VANDINE SAT UP and explained what happened. The timber country all around coated gray and otherworldly and looking like a tintype or a still from an old western. Feels like you’re smack dab in a John Ford movie. And Vandine’s on a long dirt road straightaway and nearly misses in his rearview the waving hand in the truck’s wake of ash. He just sees an arm swallowed in a cloud the color of cigarette smoke. He says, Didja see that? Partner says, See what? Vandine stops the truck. Somebody come out of the woods , Vandine says.
Vandine pulls over, gets out. The kicked-up ash a red fog in his brake lights and out of it emerges somebody, this boy, bandana over his face, coughing. Vandine reaches in the cab and kills the engine and as the truck dies, he hears the click of a cocked gun right behind his left ear. A voice tells him, Don’t fuckin move. He glances over at the passenger seat and his partner’s eyes wide as dollar coins at whoever’s there behind him. The voice says for Vandine to move over and put his hands on the hood of the pickup and for the partner to get out and come around front of the truck or Vandine gets it in the back of the head.
The partner slides out real slow.
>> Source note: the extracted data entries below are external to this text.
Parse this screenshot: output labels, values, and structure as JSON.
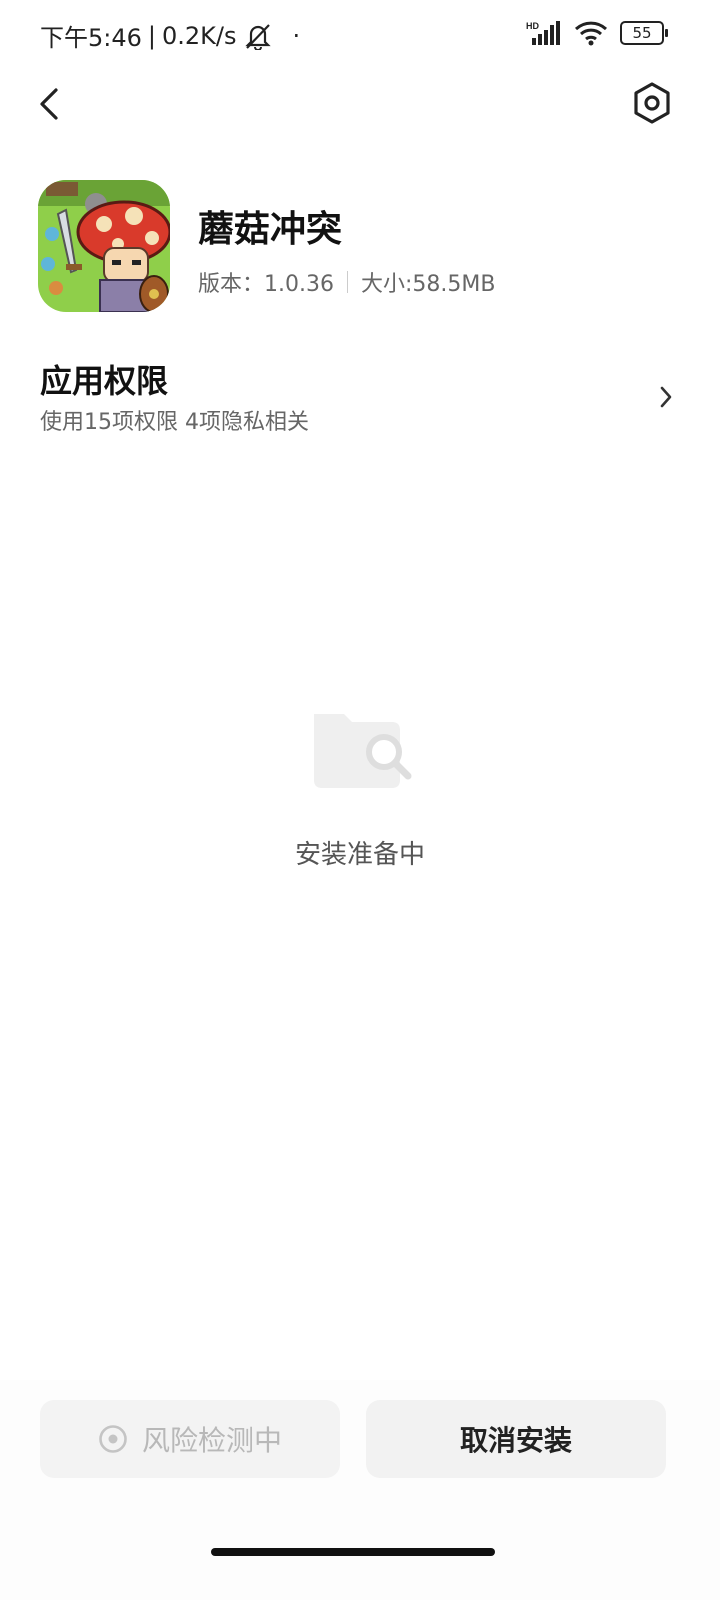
{
  "status_bar": {
    "time": "下午5:46",
    "separator": "|",
    "net_speed": "0.2K/s",
    "dot": "·",
    "battery": "55",
    "hd_label": "HD"
  },
  "header": {
    "back_icon": "chevron-left-icon",
    "settings_icon": "hexagon-settings-icon"
  },
  "app": {
    "name": "蘑菇冲突",
    "version": "版本：1.0.36",
    "size": "大小:58.5MB"
  },
  "permissions": {
    "title": "应用权限",
    "subtitle": "使用15项权限 4项隐私相关"
  },
  "status": {
    "preparing": "安装准备中"
  },
  "buttons": {
    "risk_check": "风险检测中",
    "cancel_install": "取消安装"
  },
  "colors": {
    "background": "#ffffff",
    "disabled_text": "#b8b8b8",
    "button_bg": "#f2f2f2"
  }
}
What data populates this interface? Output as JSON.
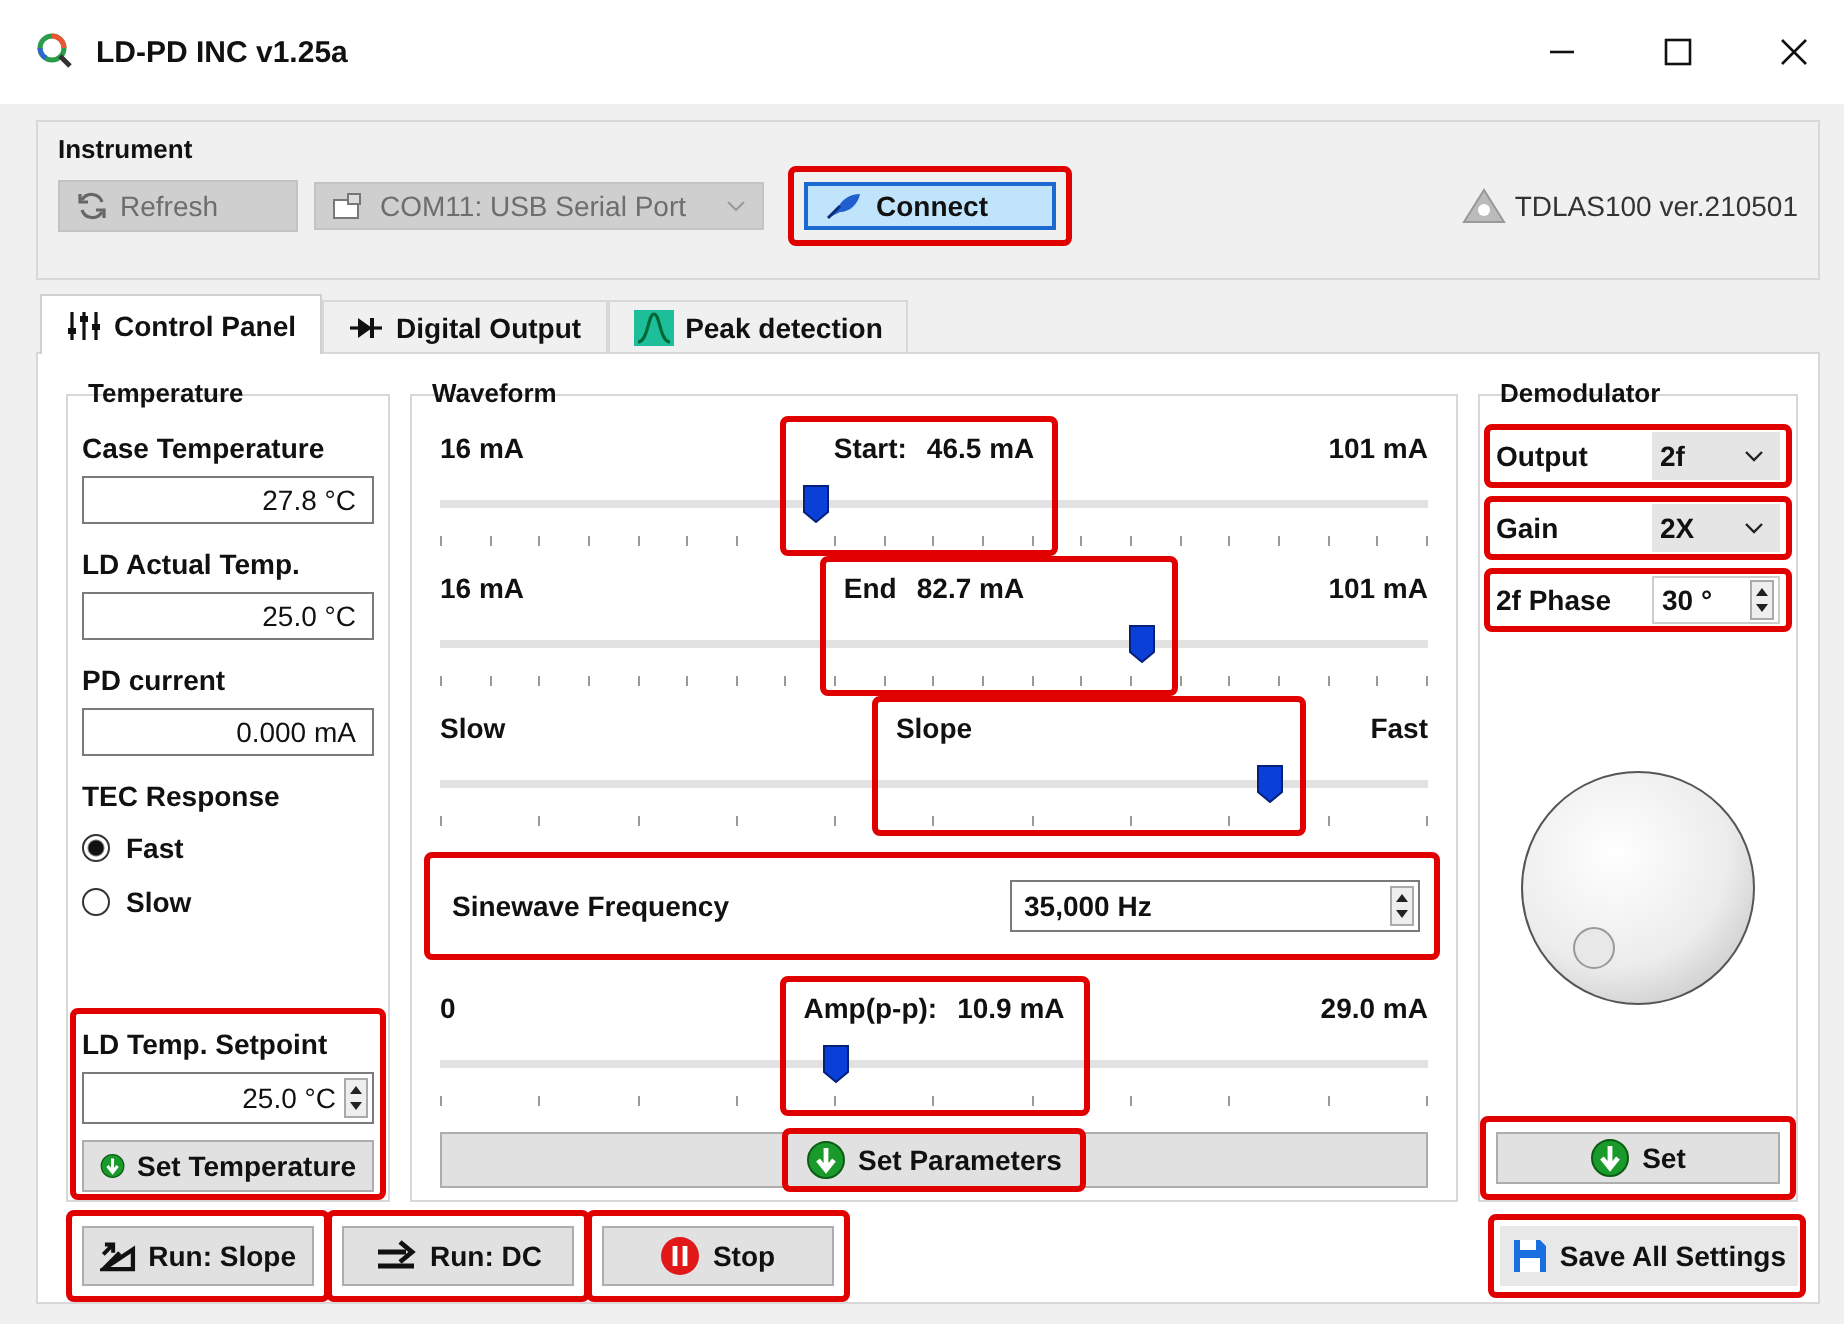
{
  "window": {
    "title": "LD-PD INC v1.25a"
  },
  "instrument": {
    "title": "Instrument",
    "refresh": {
      "label": "Refresh",
      "disabled": true
    },
    "port": {
      "value": "COM11: USB Serial Port",
      "disabled": true
    },
    "connect": {
      "label": "Connect",
      "selected": true,
      "highlighted": true
    },
    "version": "TDLAS100 ver.210501"
  },
  "tabs": [
    {
      "label": "Control Panel",
      "kind": "sliders",
      "selected": true
    },
    {
      "label": "Digital Output",
      "kind": "diode",
      "selected": false
    },
    {
      "label": "Peak detection",
      "kind": "peak",
      "selected": false
    }
  ],
  "temperature": {
    "title": "Temperature",
    "readouts": [
      {
        "label": "Case Temperature",
        "value": "27.8 °C"
      },
      {
        "label": "LD Actual Temp.",
        "value": "25.0 °C"
      },
      {
        "label": "PD current",
        "value": "0.000 mA"
      }
    ],
    "tec_response": {
      "label": "TEC Response",
      "options": [
        {
          "label": "Fast",
          "selected": true
        },
        {
          "label": "Slow",
          "selected": false
        }
      ]
    },
    "setpoint": {
      "label": "LD Temp. Setpoint",
      "value": "25.0 °C",
      "button": "Set Temperature",
      "highlighted": true
    }
  },
  "waveform": {
    "title": "Waveform",
    "controls": [
      {
        "kind": "fine-slider",
        "min_label": "16 mA",
        "center_label": "Start:",
        "reading": "46.5 mA",
        "max_label": "101 mA",
        "level": 0.38,
        "highlighted": true
      },
      {
        "kind": "fine-slider",
        "min_label": "16 mA",
        "center_label": "End",
        "reading": "82.7 mA",
        "max_label": "101 mA",
        "level": 0.71,
        "highlighted": true
      },
      {
        "kind": "coarse-slider",
        "min_label": "Slow",
        "center_label": "Slope",
        "max_label": "Fast",
        "level": 0.84,
        "highlighted": true
      },
      {
        "kind": "spinner",
        "label": "Sinewave Frequency",
        "value": "35,000 Hz",
        "highlighted": true
      },
      {
        "kind": "coarse-slider",
        "min_label": "0",
        "center_label": "Amp(p-p):",
        "reading": "10.9 mA",
        "max_label": "29.0 mA",
        "level": 0.4,
        "highlighted": true
      }
    ],
    "button": {
      "label": "Set Parameters",
      "highlighted": true
    }
  },
  "demodulator": {
    "title": "Demodulator",
    "fields": [
      {
        "kind": "select",
        "label": "Output",
        "value": "2f",
        "highlighted": true
      },
      {
        "kind": "select",
        "label": "Gain",
        "value": "2X",
        "highlighted": true
      },
      {
        "kind": "spinner",
        "label": "2f Phase",
        "value": "30 °",
        "highlighted": true
      }
    ],
    "button": {
      "label": "Set",
      "highlighted": true
    }
  },
  "actions": [
    {
      "kind": "slope",
      "label": "Run: Slope",
      "highlighted": true
    },
    {
      "kind": "dc",
      "label": "Run: DC",
      "highlighted": true
    },
    {
      "kind": "stop",
      "label": "Stop",
      "highlighted": true
    }
  ],
  "save": {
    "label": "Save All Settings",
    "highlighted": true
  }
}
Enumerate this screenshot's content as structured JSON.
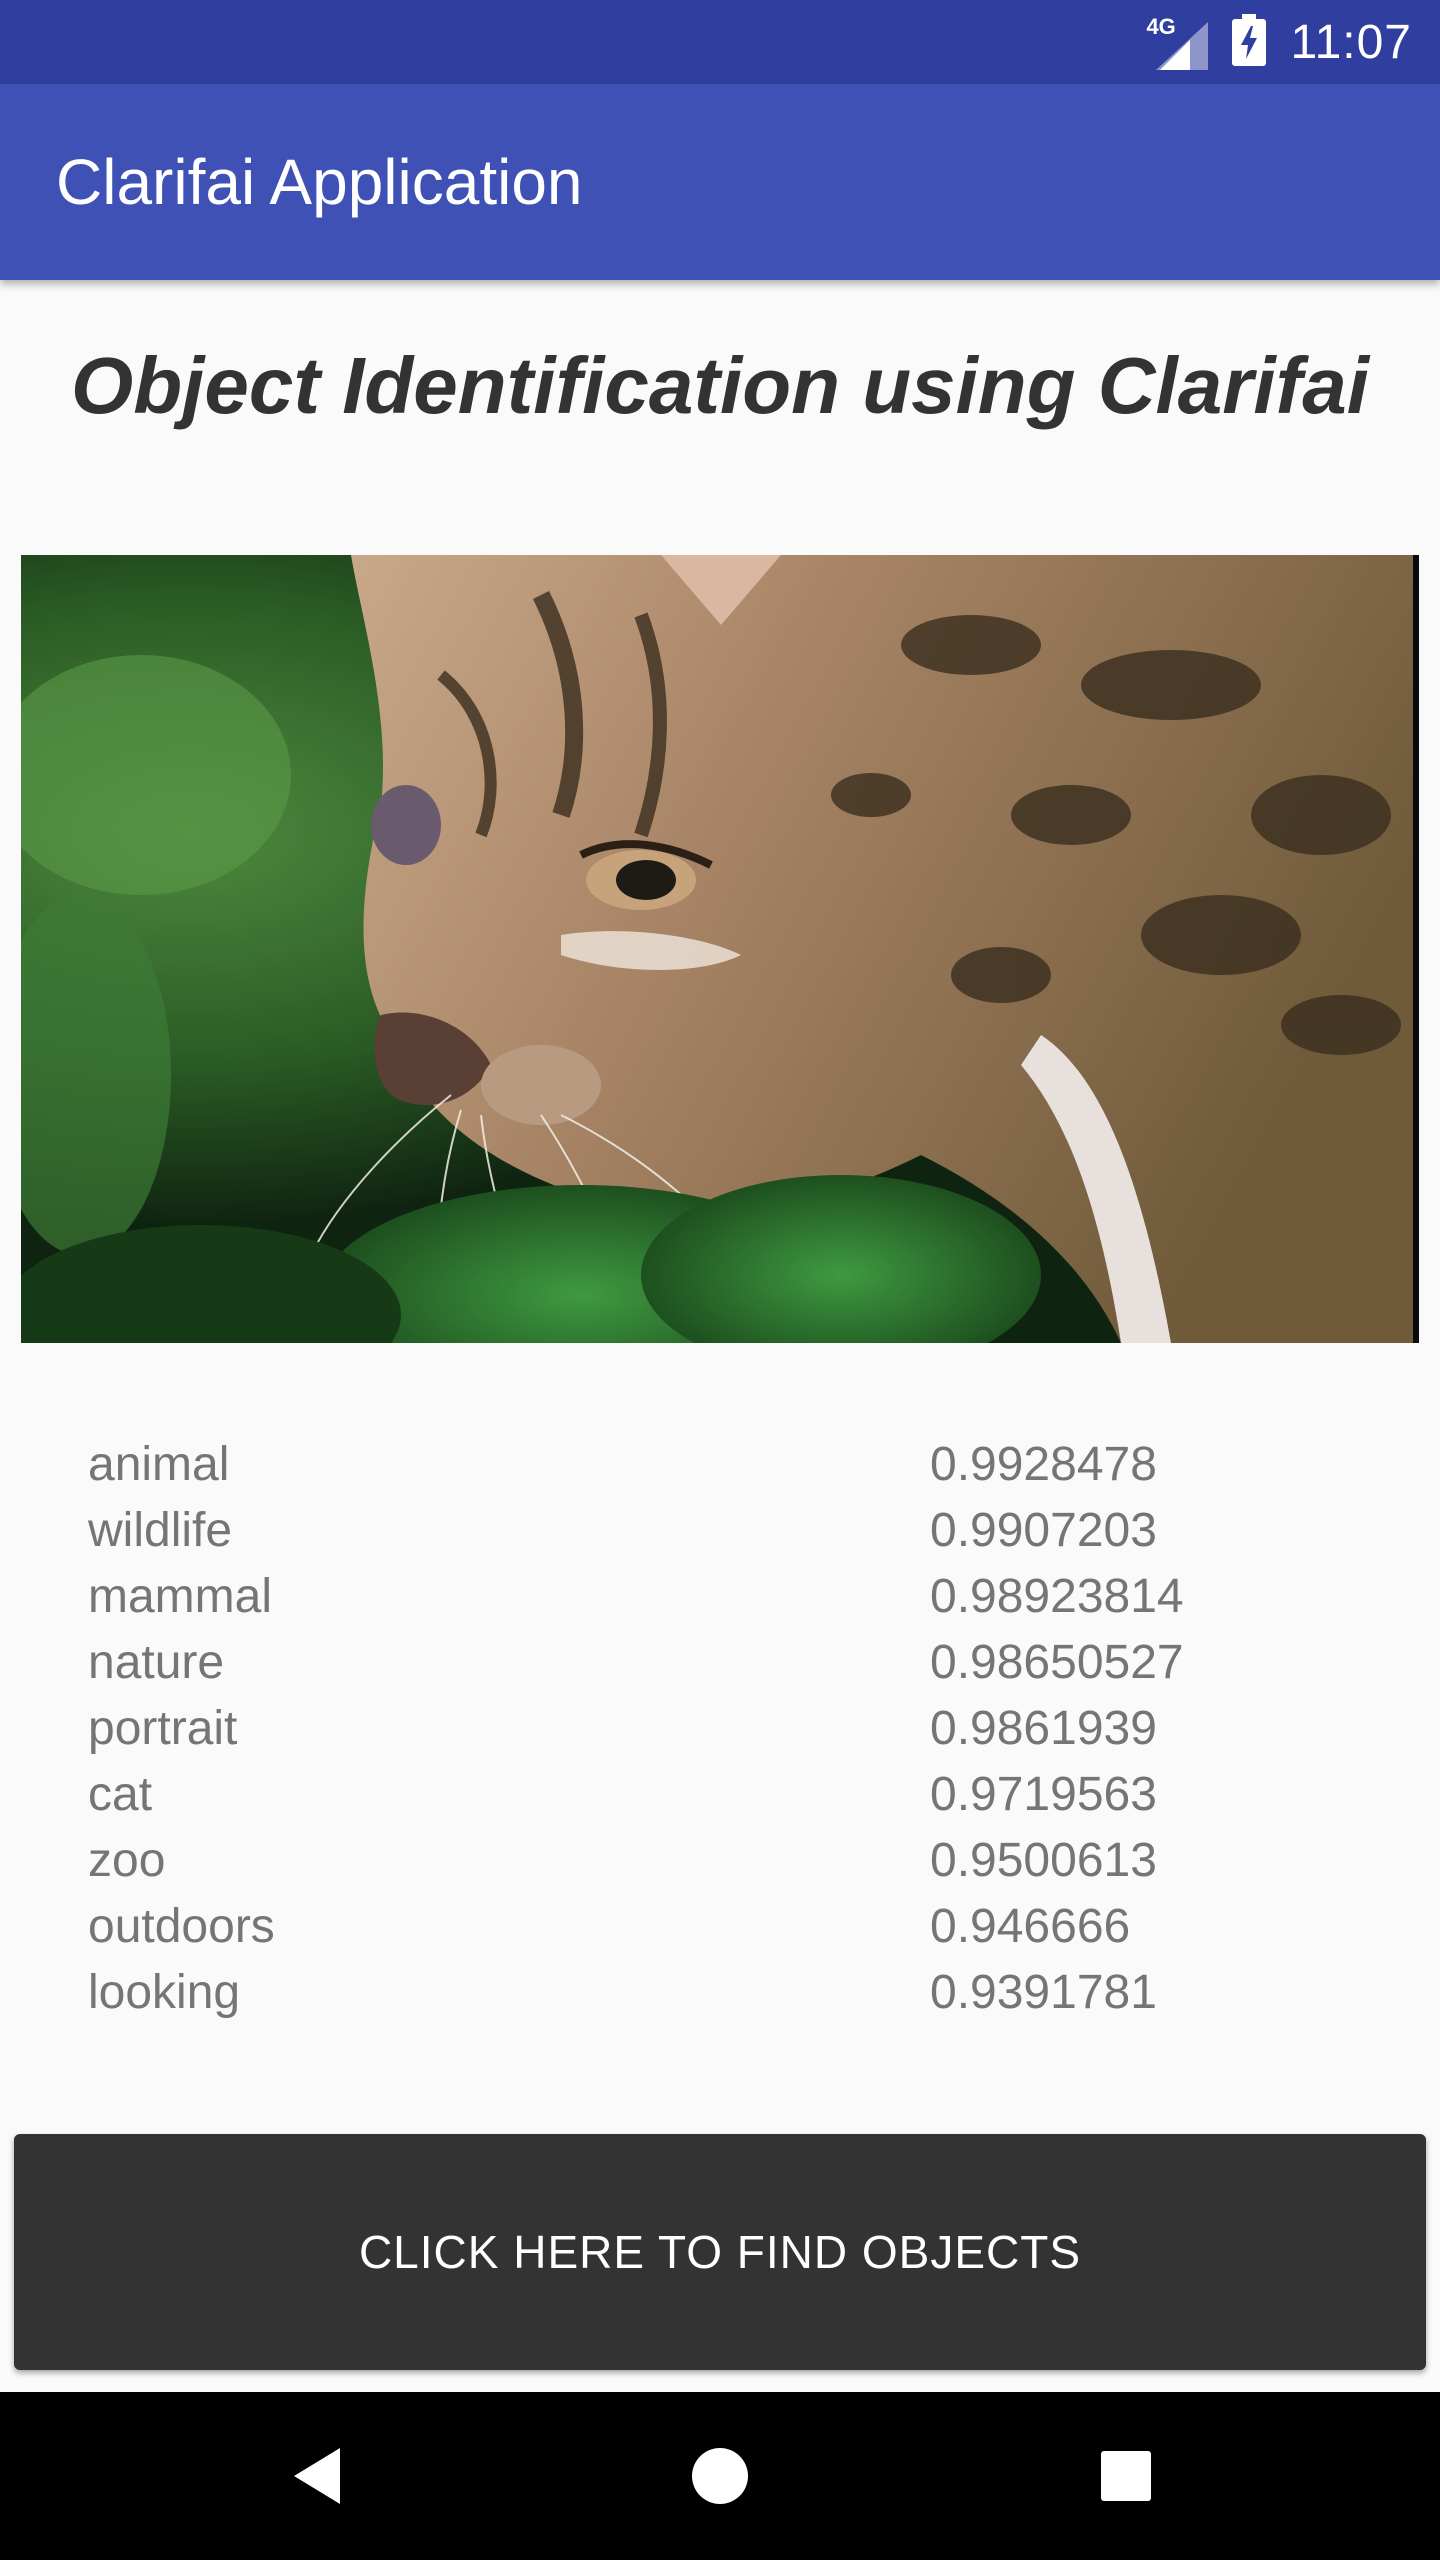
{
  "status_bar": {
    "network_label": "4G",
    "time": "11:07"
  },
  "app_bar": {
    "title": "Clarifai Application"
  },
  "heading": "Object Identification using Clarifai",
  "image": {
    "icon": "ocelot-photo"
  },
  "results": [
    {
      "label": "animal",
      "score": "0.9928478"
    },
    {
      "label": "wildlife",
      "score": "0.9907203"
    },
    {
      "label": "mammal",
      "score": "0.98923814"
    },
    {
      "label": "nature",
      "score": "0.98650527"
    },
    {
      "label": "portrait",
      "score": "0.9861939"
    },
    {
      "label": "cat",
      "score": "0.9719563"
    },
    {
      "label": "zoo",
      "score": "0.9500613"
    },
    {
      "label": "outdoors",
      "score": "0.946666"
    },
    {
      "label": "looking",
      "score": "0.9391781"
    }
  ],
  "find_button_label": "CLICK HERE TO FIND OBJECTS",
  "nav_bar": {
    "back_icon": "back-icon",
    "home_icon": "home-icon",
    "recents_icon": "recents-icon"
  },
  "colors": {
    "status_bar": "#303f9f",
    "app_bar": "#3f51b5",
    "button": "#333333"
  }
}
Vandine can tell he’s thinking of running. Don’t do it , Vandine says.
The partner ducks behind the open door and runs low and into the dust cloud, and then over the lip of the road, you can hear the sumbitch crashing through the ashy brush. You can hear the sumbitch coughing.
Don’t kill me because of that idiot , Vandine says. He’s miles from anything. He can’t hurt you .
The boy comes up, he’s coated in ash, except for his eyes, which gleam red like open sores. He’s about as jumpy as a fart on a skillet, and the voice behind him tells him not to worry about the other one. The kid hops in the truck and gets to ransacking. Efficient at it. As the man pats him down, Vandine says there’s a thermos of soup and a can of Coke. That they’re welcome to them.